Winkershime cleared the dishes and loaded them back on the dinner cart while he said, “There are quite a few skills you should know. Lock picking and pocket picking, poisons and their antidotes, concealment and how to move silently are a few for actually doing the work of a spy. As Spymaster, you will need to know a great deal more.”
“You make it sound like I’m going to be a criminal of some kind instead of a spy.”
“Your Highness is very perceptive. A spy is at odds with other spies and governments, and to them, in a way, you are a criminal. You certainly do not have their best interests at heart, nor they yours.”
“So spies are all enemies?”
“Like political alliances, your enemy today may be your ally tomorrow and vice versa. It is a delicate and ever-changing dance punctuated by violence.” Winkershime was watching him closely.
“Very poetic. So are you going to flash your box at me first, or shall we do codes first?”
Winkershime seemed pleased by his reaction, although Nick didn’t know why. “You’ve had a long day, Your Highness. A treat seems in order, so we will do codes tonight and leave the box for tomorrow.”
Nick grinned happily at him. And after you’ve gone to bed, I can read my magic book, catch a little sleep, and do it all again tomorrow.
After her clothes conference with Anne, Elizabeth invited her for a ride, and they went together on some easy trails. Anne wanted to take a more challenging route, but Elizabeth explained that she was still learning to ride and swore Anne to secrecy. Anne liked having a secret with Elizabeth that her little brother didn’t know about.
At dinnertime, for the first time since Richard’s injury, Giselle came to sit at the high table. As usual the conversation was in Franckish, and Elizabeth didn’t understand anything but a few words. But Giselle made a point of asking after her health, and Elizabeth was pleased to reply she was well and return the question in perfect Franckish, which earned her a small nod of approval from the king.
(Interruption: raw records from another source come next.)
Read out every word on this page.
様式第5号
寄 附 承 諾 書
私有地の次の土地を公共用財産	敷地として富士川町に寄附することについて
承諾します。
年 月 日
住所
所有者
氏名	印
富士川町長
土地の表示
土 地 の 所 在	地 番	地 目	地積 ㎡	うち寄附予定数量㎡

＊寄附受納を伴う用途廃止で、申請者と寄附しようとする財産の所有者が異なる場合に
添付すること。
Overall, Elizabeth was pleased at how her day had gone. She had learned a few things and looked forward to her lessons tomorrow. The only missing piece was Nick. She hadn’t seen him all day. Between her classes and his new job, she realized she wasn’t going to see him much now—at least not for a while. They both had a lot to learn.
Back in her bedroom, she picked up Betsy and looked at her old doll for a moment. She gave her a hug, but instead of putting her back on the bed, she wrapped her doll in a scarf and put her away in a drawer. She was going to be a princess. She just didn’t have time for dolls.